There were an even dozen cells in Needle Manor. Beyond them was a guardroom. Beyond the guardroom was a monitoring station which was manned 24/7. Beyond the monitoring station was a consultation room, where a table on the inmate side was separated from the table on the visitor side by thick Plexiglas. There were no phones; inmates conversed with their loved ones or legal representatives through a circle of small punched holes, like those in the mouthpiece of an old-fashioned telephone.
Leonard Bradley sat down on his side of this communication port and opened his briefcase. He put a yellow legal pad and a Uniball pen on the table. Then he waited. The second hand on his watch made three revolutions and started a fourth before the door leading to the inner regions of Needle Manor opened with a loud clack of withdrawing bolts. Bradley knew all the guards by now. This one was McGregor. Not a bad guy. He was holding George Hallas by the arm. Hallas’s hands were free, but a steel snake of chain rattled along the floor between his ankles. There was a wide leather belt around the waist of his orange prison jumper, and when he sat down on his side of the glass, McGregor clipped another chain from a steel loop on the belt to a steel loop on the back of the chair. He locked it, gave it a tug, then tipped Bradley a two-finger salute.
‘Afternoon, Counselor.’
‘Afternoon, Mr McGregor.’
Hallas said nothing.
‘You know the deal,’ McGregor said. ‘As long as you want today. Or as long as you can take him, at least.’
‘I know.’
Ordinarily, lawyer–client consultations were limited to an hour. Beginning a month before the client’s scheduled trip into the room with the Y-shaped table, consultation time was upped to ninety minutes, during which the lawyer and his increasingly squirrelly partner in this state-mandated death waltz would discuss a diminishing number of shitty options. During the last week, there was no set time limit. This was true for close relatives as well as legal counsel, but Hallas’s wife had divorced him only weeks after his conviction, and there were no children. He was alone in the world except for Len Bradley, but seemed to want little to do with any of the appeals – and consequent delays – Bradley had suggested.
Until today, that was.
Hallas didn’t look scared, though. He looked the same as ever: a small man with bad posture, a sallow complexion, thinning hair, and eyes that looked painted on. He looked like an accountant – which he had been in his previous life – who had lost all interest in the numbers that had previously seemed so important to him.

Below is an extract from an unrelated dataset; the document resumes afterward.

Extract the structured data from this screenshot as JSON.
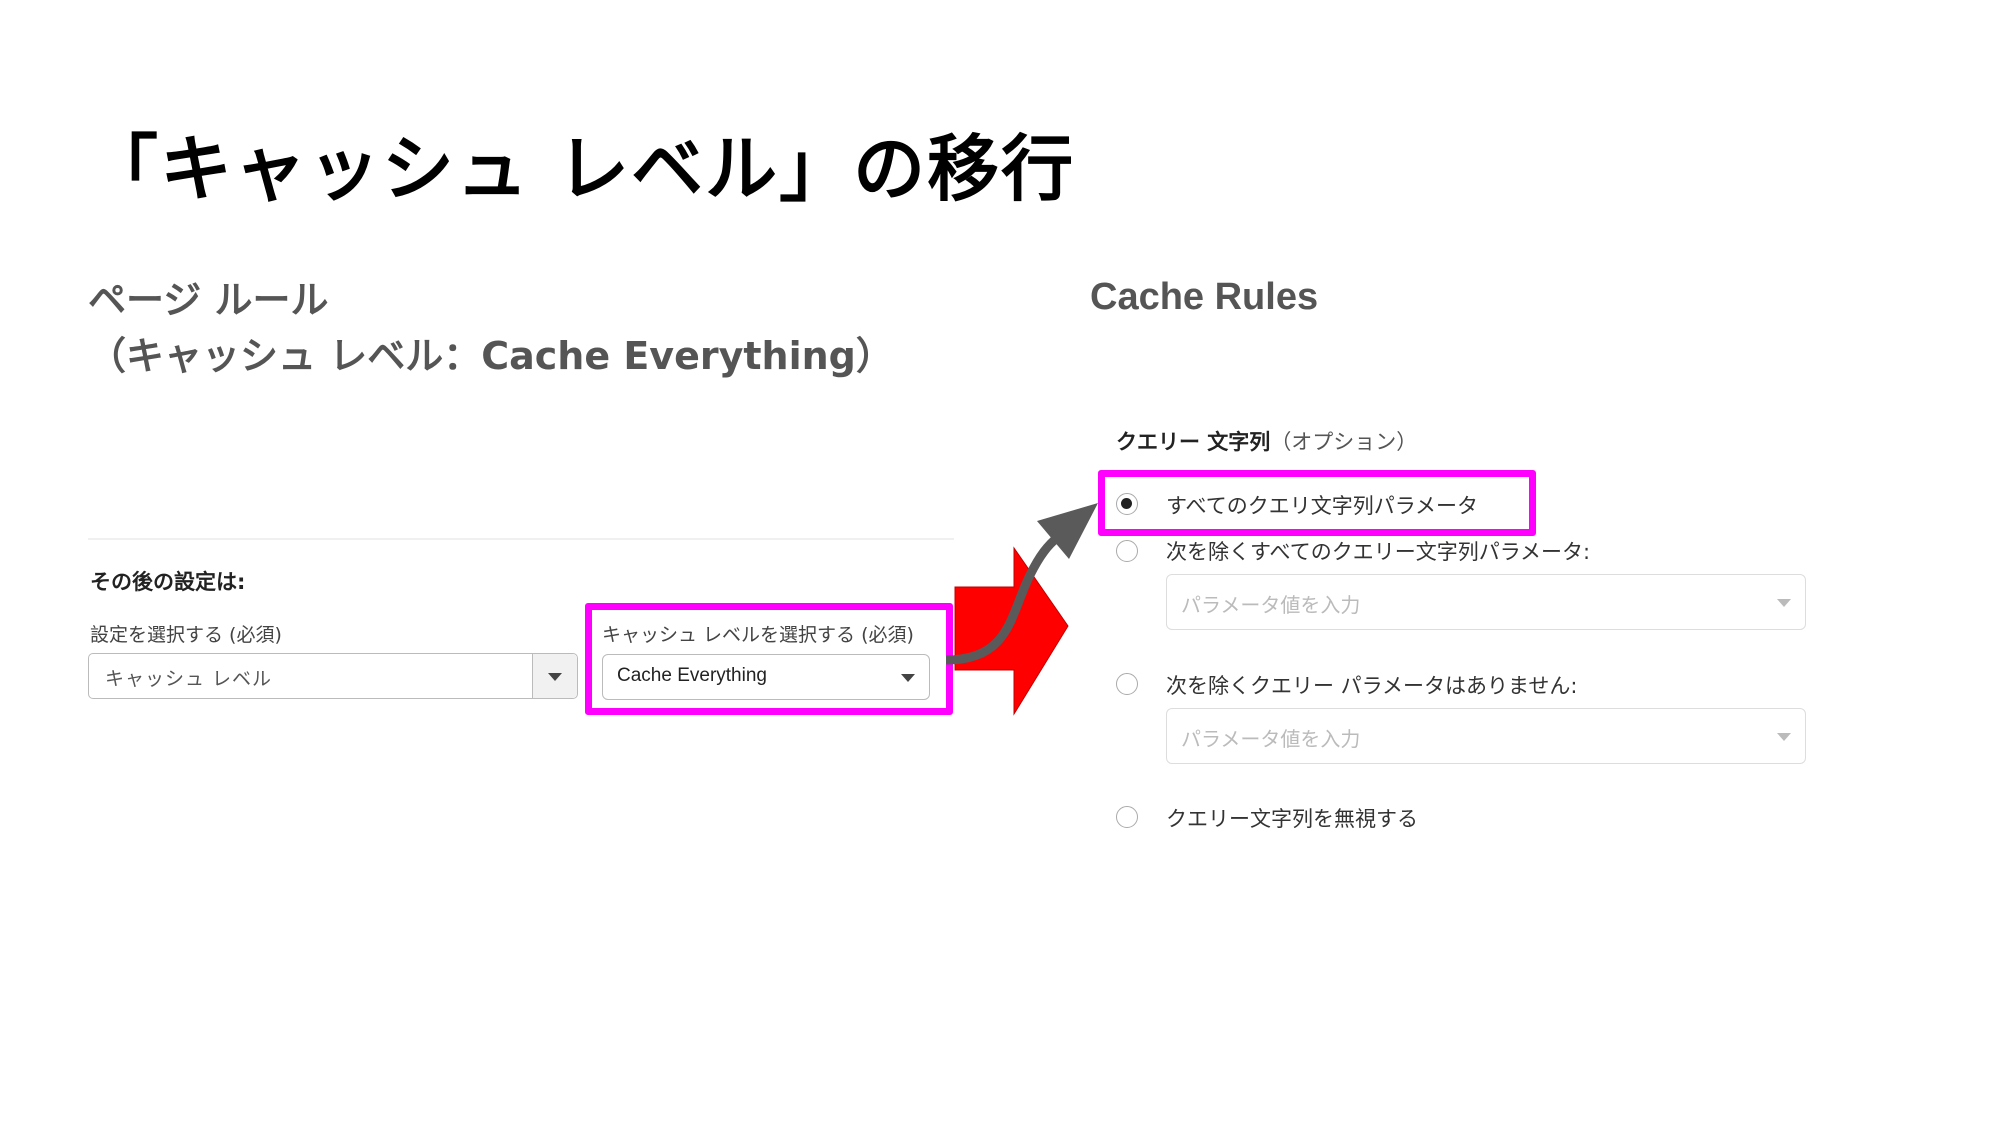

‘Enjoy your visit, boys,’ McGregor said, and went over to the chair in the corner. There he sat, turned on his iPod, and stuffed his ears with music. His eyes never left them, however. The circle of speaking holes was too small to admit the passage of a pencil, but a needle was not out of the question.
‘What can I do for you, George?’
For several moments Hallas didn’t answer. He studied his hands, which were small and weak-looking – not the hands of a murderer at all, you would have said. Then he looked up.
‘You’re a pretty good guy, Mr Bradley.’
Bradley was surprised by this, and didn’t know how to reply.
Hallas nodded, as if his lawyer had tried to deny it. ‘Yes. You are. You kept on even after I made it clear I wanted you to stop and let the process run its course. Not many court-appointeds would do that. They’d just say
‘We don’t always get what we want, George.’
Hallas smiled briefly. ‘Nobody knows that better than me. But it hasn’t been all bad; I can admit that now. Mostly because of the Chicken Run. I like going out there. I like the wind on my face, even when it’s a cold wind. I like the smell of the prairie grass, or seeing the day-moon in the sky when it’s full. Or deer. Sometimes they jump around up there on the ridge and chase each other. I like that. Makes me laugh out loud, sometimes.’